MUMBAI, Feb 23 (Reuters) - Risks to India's growth are higher than the risk of further inflation as major drivers of price increases are dissipating, justifying a pause in further rate hikes, Jayant Varma, an external member of the country's monetary policy panel said on Thursday.
The Reserve Bank of India has raised rates by a total of 250 basis points since May last year as it tackles stubbornly high prices.
Those rate hikes would work their way through the economy and choke demand, Varma, who along with a second external member Ashima Goyal voted against the latest quarter-point increase earlier this month, told Reuters in an interview on Thursday.
"Just the fact that we see big numbers (on inflation) in January and February ... doesn't mean that we ought to tighten now," he said.
Varma said government spending support to the economy was going to reduce in the next fiscal year as New Delhi announced a significant reduction in the fiscal deficit in its budget on Feb. 1.

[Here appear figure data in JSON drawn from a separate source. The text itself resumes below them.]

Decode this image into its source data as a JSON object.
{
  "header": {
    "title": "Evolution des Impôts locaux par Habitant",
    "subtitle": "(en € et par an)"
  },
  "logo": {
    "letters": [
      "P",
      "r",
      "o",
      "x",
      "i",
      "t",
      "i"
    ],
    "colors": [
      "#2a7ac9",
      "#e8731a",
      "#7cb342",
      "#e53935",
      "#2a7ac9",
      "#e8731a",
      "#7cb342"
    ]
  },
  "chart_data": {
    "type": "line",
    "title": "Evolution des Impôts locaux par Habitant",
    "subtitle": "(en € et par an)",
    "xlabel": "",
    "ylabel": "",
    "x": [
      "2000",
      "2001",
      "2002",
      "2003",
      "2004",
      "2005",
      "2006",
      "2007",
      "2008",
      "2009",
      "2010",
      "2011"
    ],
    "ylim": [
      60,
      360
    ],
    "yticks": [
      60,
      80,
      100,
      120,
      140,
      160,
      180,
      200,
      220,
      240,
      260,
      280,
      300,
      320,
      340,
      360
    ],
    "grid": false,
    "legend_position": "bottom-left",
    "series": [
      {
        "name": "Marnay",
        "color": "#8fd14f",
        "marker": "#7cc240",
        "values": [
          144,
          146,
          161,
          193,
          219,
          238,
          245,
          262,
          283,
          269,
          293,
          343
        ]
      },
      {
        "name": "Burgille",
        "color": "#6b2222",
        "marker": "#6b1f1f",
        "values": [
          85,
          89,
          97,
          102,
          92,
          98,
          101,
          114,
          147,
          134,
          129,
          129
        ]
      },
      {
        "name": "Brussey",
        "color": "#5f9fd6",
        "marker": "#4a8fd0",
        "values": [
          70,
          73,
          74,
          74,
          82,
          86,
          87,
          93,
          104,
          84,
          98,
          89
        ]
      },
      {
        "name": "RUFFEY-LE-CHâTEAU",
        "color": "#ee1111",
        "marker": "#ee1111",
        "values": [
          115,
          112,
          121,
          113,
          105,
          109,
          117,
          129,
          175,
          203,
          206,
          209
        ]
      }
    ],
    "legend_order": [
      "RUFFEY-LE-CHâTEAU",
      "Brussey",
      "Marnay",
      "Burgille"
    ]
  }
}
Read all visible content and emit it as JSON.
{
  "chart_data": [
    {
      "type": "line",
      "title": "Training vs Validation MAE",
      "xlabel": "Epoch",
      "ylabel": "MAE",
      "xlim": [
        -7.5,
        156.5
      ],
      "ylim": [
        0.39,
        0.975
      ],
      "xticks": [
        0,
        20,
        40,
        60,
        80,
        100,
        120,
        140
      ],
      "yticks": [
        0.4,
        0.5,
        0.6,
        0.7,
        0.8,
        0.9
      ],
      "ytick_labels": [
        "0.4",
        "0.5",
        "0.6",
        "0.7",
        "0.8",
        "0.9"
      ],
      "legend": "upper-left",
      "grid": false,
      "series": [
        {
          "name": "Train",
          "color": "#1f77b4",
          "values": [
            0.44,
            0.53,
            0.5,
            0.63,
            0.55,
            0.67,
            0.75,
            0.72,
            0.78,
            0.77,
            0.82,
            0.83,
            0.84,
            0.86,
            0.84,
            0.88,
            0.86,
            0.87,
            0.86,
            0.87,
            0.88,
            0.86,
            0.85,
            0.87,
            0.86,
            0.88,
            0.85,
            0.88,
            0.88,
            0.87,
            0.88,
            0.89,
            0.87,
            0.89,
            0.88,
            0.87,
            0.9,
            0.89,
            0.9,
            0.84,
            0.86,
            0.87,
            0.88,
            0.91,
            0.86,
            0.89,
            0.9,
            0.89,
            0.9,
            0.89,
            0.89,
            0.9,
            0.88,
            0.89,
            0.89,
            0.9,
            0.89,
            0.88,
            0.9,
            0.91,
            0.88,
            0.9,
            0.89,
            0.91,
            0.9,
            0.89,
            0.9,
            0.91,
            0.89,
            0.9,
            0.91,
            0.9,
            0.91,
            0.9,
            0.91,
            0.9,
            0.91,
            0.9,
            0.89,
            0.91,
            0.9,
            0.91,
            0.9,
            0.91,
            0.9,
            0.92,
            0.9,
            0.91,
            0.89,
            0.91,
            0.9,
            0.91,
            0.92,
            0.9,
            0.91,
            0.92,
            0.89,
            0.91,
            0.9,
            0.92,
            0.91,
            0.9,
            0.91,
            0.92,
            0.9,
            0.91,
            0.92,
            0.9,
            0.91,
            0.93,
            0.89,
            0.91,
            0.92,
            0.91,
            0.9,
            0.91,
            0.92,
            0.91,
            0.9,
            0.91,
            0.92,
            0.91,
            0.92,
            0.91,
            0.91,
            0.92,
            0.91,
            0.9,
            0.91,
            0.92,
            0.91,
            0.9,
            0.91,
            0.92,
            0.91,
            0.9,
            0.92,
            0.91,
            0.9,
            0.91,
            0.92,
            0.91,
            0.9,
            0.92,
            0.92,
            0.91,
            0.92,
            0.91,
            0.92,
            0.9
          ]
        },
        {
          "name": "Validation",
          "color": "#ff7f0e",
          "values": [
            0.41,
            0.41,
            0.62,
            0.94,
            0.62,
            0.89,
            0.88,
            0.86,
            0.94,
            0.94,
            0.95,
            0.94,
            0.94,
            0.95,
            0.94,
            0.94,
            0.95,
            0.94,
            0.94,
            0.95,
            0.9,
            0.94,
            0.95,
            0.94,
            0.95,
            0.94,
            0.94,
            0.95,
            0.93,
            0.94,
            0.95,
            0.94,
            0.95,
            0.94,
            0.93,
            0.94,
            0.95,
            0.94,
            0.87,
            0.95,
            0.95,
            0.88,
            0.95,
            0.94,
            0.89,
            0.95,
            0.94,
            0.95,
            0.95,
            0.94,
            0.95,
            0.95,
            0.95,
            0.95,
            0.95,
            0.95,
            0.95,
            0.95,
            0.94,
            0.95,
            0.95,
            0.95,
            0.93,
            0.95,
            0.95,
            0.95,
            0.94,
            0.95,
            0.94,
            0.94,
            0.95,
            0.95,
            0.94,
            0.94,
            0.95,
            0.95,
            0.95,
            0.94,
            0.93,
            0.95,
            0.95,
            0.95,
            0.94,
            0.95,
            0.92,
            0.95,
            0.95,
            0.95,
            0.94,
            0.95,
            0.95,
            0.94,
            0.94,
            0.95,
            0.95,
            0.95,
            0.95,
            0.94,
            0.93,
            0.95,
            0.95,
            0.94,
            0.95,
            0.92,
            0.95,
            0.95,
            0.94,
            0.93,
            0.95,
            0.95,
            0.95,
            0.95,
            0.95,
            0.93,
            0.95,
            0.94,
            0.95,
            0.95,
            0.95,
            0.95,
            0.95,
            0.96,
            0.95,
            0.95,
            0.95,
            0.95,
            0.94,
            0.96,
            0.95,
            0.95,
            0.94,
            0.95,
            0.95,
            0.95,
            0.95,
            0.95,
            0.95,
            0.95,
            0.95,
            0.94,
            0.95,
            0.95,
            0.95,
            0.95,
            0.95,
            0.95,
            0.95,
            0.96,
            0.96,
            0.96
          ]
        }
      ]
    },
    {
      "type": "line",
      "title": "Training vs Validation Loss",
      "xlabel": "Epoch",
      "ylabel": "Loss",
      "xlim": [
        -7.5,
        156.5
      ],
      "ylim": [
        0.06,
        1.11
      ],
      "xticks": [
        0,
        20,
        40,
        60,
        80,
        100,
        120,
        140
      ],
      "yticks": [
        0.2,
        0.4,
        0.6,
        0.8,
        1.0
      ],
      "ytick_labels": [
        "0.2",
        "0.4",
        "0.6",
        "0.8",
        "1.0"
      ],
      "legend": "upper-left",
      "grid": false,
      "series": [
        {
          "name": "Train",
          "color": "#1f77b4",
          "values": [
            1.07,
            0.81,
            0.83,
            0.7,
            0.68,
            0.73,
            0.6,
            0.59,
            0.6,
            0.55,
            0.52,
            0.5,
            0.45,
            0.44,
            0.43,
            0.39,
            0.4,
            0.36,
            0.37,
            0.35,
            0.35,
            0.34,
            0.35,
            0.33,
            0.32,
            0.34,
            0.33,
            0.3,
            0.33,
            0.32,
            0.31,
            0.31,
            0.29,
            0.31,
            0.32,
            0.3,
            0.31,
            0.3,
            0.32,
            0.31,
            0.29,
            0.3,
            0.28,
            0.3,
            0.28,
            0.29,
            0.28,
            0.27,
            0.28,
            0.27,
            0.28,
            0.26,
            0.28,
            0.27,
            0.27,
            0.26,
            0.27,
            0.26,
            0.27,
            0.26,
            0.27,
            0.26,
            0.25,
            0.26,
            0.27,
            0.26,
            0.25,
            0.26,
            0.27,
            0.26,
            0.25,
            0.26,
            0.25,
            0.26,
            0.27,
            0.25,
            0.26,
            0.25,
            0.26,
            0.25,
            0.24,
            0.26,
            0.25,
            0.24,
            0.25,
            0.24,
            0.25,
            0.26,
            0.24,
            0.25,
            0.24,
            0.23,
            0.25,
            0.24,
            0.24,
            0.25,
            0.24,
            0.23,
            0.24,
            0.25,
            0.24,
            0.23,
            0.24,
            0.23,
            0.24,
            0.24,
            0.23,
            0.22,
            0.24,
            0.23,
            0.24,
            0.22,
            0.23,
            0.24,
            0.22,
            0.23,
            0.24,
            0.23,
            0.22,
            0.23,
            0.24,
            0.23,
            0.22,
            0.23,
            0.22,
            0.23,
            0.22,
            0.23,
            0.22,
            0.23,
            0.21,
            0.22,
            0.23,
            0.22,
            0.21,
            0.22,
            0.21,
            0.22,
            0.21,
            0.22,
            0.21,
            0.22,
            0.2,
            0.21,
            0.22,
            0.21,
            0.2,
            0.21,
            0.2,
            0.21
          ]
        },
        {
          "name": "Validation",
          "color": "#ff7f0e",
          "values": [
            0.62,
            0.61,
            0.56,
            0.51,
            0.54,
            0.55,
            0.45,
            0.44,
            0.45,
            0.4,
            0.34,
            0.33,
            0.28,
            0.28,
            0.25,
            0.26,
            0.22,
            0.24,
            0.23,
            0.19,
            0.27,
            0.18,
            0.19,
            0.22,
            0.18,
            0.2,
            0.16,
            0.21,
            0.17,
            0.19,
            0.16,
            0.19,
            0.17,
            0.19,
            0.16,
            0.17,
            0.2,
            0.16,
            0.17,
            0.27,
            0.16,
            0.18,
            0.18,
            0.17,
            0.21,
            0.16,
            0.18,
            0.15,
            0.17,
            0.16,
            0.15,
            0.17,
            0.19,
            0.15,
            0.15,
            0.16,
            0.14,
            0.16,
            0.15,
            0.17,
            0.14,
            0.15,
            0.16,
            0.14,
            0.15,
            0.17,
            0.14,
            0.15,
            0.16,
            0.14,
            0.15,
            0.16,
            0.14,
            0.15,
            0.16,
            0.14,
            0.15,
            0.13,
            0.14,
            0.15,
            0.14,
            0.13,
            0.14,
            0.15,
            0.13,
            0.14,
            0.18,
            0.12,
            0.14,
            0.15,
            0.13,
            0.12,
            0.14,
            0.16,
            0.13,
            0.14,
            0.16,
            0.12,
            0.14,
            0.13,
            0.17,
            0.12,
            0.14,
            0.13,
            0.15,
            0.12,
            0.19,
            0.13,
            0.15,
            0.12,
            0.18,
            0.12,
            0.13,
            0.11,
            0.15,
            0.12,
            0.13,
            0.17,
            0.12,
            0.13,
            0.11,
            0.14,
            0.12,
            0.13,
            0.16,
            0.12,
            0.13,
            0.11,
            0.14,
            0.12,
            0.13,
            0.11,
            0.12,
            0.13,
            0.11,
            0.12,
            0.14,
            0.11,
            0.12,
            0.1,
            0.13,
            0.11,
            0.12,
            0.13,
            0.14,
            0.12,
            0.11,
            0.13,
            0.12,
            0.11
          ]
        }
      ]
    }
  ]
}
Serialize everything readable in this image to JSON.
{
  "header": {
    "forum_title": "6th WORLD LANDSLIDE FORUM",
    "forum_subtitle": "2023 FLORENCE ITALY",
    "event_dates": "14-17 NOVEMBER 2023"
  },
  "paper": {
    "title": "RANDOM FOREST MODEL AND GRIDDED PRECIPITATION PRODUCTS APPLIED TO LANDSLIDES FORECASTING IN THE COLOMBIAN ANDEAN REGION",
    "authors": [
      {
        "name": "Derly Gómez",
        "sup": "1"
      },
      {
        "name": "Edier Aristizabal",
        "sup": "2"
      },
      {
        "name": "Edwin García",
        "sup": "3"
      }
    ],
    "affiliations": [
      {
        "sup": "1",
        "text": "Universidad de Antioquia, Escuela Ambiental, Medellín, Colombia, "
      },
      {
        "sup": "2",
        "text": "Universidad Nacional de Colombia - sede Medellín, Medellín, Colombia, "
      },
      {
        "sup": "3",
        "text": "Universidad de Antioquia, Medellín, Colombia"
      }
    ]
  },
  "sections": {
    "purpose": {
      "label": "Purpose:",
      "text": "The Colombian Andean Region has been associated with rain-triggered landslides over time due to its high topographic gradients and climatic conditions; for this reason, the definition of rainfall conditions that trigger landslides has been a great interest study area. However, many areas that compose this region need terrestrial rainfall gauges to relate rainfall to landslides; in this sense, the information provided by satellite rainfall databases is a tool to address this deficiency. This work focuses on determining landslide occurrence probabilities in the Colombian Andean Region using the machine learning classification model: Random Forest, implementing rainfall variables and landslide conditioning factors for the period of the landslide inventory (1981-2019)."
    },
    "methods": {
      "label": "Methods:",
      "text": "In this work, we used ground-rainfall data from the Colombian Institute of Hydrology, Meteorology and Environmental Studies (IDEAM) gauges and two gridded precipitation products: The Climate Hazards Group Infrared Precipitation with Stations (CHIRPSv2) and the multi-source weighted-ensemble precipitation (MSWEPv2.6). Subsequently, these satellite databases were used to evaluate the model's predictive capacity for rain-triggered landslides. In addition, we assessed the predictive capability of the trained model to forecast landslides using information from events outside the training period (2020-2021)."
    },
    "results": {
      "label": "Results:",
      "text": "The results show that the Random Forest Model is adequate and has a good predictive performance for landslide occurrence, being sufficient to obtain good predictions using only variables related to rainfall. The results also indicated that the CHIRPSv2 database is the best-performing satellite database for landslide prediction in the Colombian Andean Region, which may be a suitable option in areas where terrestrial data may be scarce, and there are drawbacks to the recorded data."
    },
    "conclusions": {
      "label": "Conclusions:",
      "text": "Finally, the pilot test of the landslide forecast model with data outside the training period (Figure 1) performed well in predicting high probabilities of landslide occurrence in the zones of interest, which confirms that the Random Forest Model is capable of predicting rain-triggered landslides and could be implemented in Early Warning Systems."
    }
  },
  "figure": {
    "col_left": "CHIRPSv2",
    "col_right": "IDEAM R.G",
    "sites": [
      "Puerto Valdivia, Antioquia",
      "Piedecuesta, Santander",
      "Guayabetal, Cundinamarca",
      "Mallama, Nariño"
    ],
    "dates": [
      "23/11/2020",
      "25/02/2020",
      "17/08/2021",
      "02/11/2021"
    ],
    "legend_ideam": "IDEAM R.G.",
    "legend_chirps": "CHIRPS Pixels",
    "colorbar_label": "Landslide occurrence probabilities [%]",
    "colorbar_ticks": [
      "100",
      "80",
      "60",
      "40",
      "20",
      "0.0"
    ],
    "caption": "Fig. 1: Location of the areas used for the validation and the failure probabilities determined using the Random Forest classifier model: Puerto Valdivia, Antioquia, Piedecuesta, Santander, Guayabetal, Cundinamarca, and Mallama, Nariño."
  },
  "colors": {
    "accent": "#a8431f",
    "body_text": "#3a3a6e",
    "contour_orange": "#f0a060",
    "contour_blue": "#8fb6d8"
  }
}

Exports have been ticking down as well, he added.
Private capital expenditure was unlikely to pick up in the absence of strong demand, and though private consumption in the country seemed to be holding up, it was being driven by the top 5%-10% of the population, Varma said.
"I always think of the economy as an aircraft flying on four engines. All four engines are revving down, so what is going to happen to growth?"
The professor of finance and accounting said monetary policy globally had become complacent about inflation initially, before switching gears.
"I sometimes describe it as monetary policy driven by a guilt complex - that we goofed up a year ago, so we should not make the same mistake, but it is okay to make the opposite mistake."
The Fed delivered a string of 75-basis-point and 50-basis point rate hikes in 2022, raising the key rate by a total 450 bps, in its battle to curb inflation that had climbed to 40-year highs.
India's monetary policy panel failed in its mandate to keep inflation within the 2%-6% band, with it breaching the upper tolerance limit for three consecutive quarters to September 2022.
Latest reading for January showed annual retail inflation rose to 6.52%, yet again rising above the central bank's upper threshold for the first time in three months and raising concerns around at least one more rate hike.
"I'm not saying that we will never raise rates. I am saying we should wait and see what is the impact of what we have already done. And if we find that that's not enough, raise rates at that point".
"I think 2022/2023 is going to be very bad for inflation, there is no doubt about it. But what I see is that the major drivers for that have dissipated."
In particular, lower crude prices will eventually filter through to retail prices, helping pull down inflation, Varma said.
"We know there is a gift packed and ready, it is a question of when it will come."